Венчание ничего в поведении Великого князя не изменило. Он требовал, чтобы жена непременно бывала на «учениях» в манеже, где любимым «аттракционом» для супруга была стрельба из пушек живыми крысами! Анна Федоровна от этого зрелища падала в обморок, что необычайно веселило Великого князя.

Несчастная Великая княгиня проводила дни и ночи в рыданиях, но самое худшее ждало ее впереди. Будучи по своей натуре балбесом-фельдфебелем, Константин Павлович в личной жизни вел себя соответственно. Он не чурался связями со шлюхами самого низкого пошиба, и все закончилось тем, чем и должно было закончиться: Константин Павлович наградил жену венерической болезнью.
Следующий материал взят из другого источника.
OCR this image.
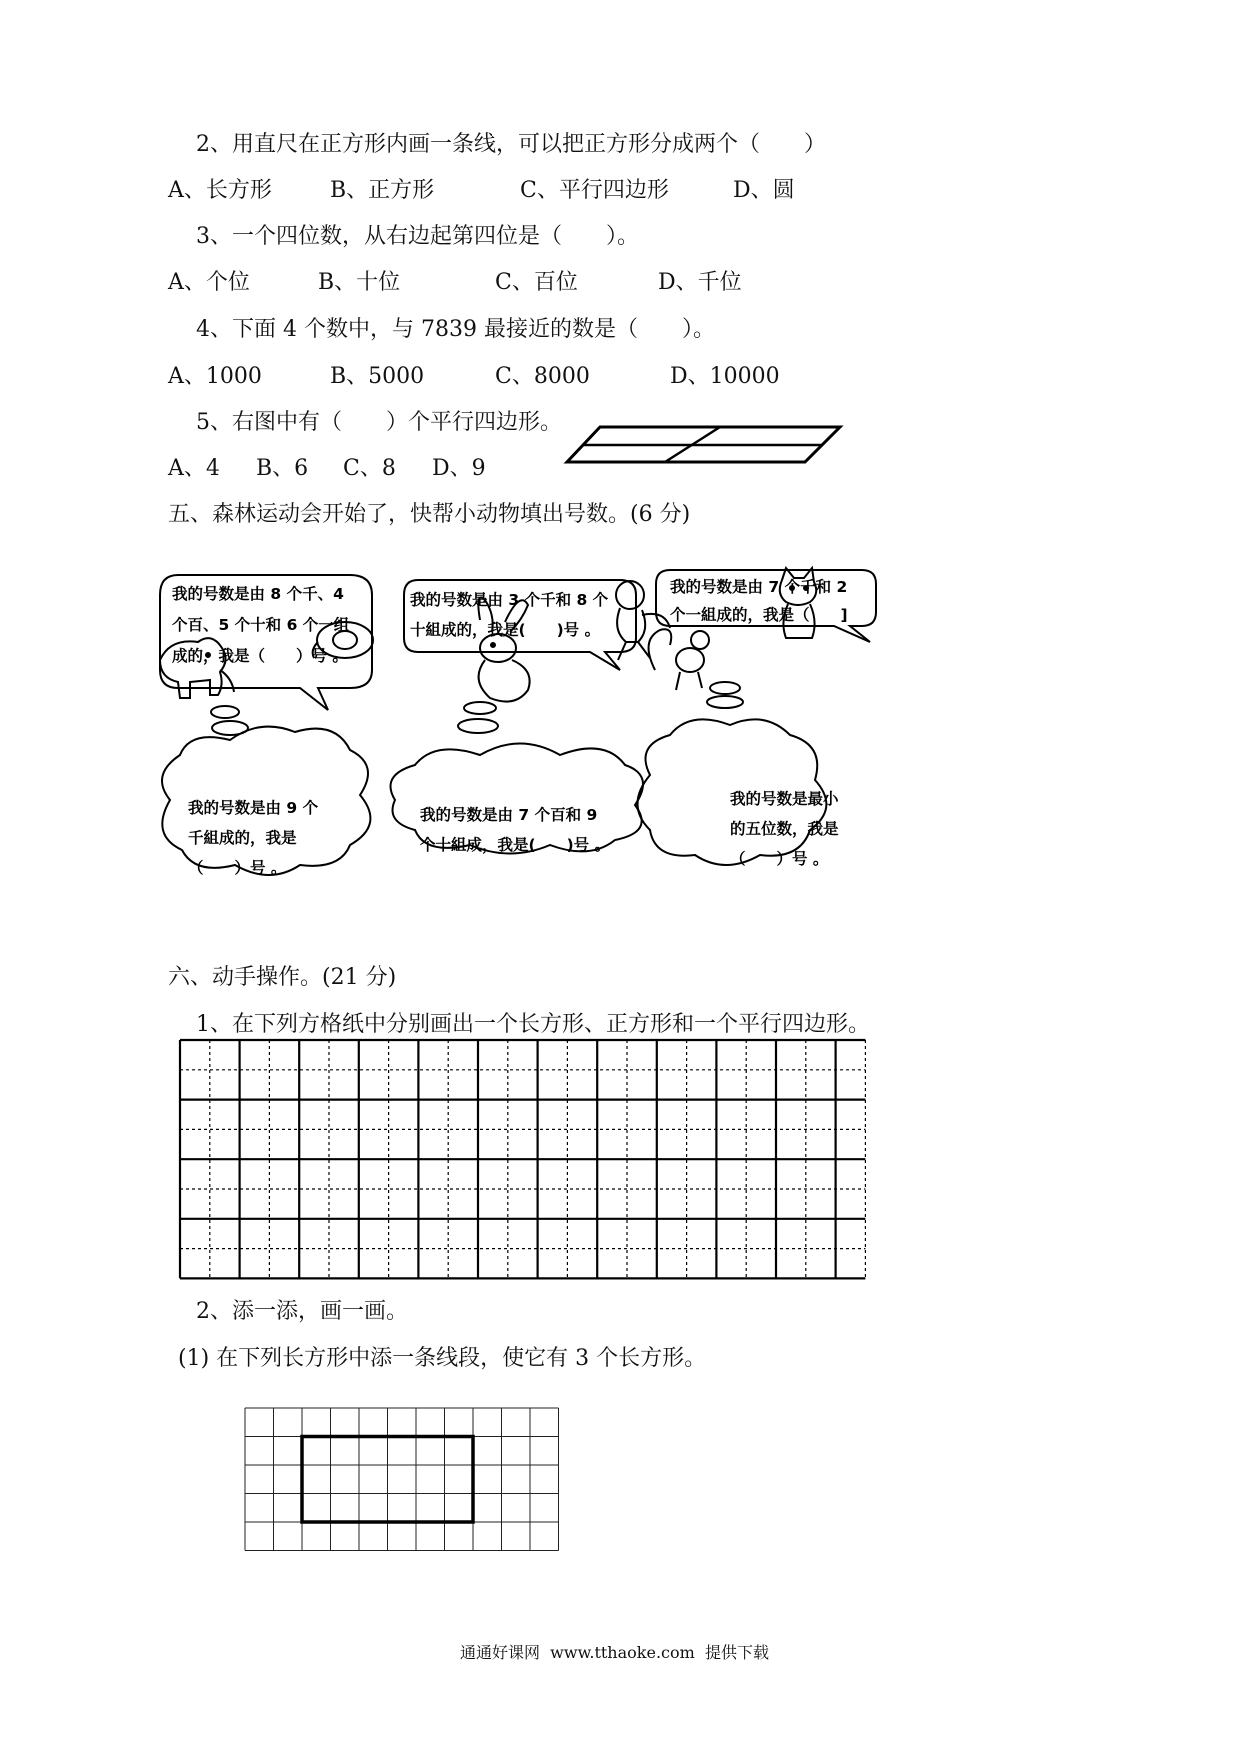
2、用直尺在正方形内画一条线，可以把正方形分成两个（　　）
A、长方形	B、正方形	C、平行四边形	D、圆
3、一个四位数，从右边起第四位是（　　）。
A、个位	B、十位	C、百位	D、千位
4、下面 4 个数中，与 7839 最接近的数是（　　）。
A、1000	B、5000	C、8000	D、10000
5、右图中有（　　）个平行四边形。
A、4 B、6 C、8 D、9
五、森林运动会开始了，快帮小动物填出号数。(6 分)
我的号数是由 8 个千、4
个百、5 个十和 6 个一组
成的，我是（　　）号 。
我的号数是由 3 个千和 8 个
十組成的，我是(　　)号 。
我的号数是由 7 个千和 2
个一組成的，我是（　　]
我的号数是由 9 个
千組成的，我是
（　　）号 。
我的号数是由 7 个百和 9
个十組成，我是(　　)号 。
我的号数是最小
的五位数，我是
（　　）号 。
六、动手操作。(21 分)
1、在下列方格纸中分别画出一个长方形、正方形和一个平行四边形。
2、添一添，画一画。
(1) 在下列长方形中添一条线段，使它有 3 个长方形。
通通好课网  www.tthaoke.com  提供下载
Несчастная готова была умереть от стыда и позора. Она терпеть не могла своего мужа-садиста, но, запуганная и сломленная, боялась пожаловаться свекру – Императору Павлу Петровичу. Лишь только Александр Павлович и его жена Елизавета Алексеевна знали перипетии этой трагической «семейной жизни», сочувствовали, но ничем помочь не могли. Анна Федоровна мечтала о разводе, но боялась о том даже заикнуться!

Перелом наступил после смерти Павла I. За восемь дней до его убийства в Михайловском замке Анна Федоровна родила мертвого ребенка. Передавали, что эта смерть очень опечалила Императора Павла, якобы даже намеревавшегося посадить Константина под арест!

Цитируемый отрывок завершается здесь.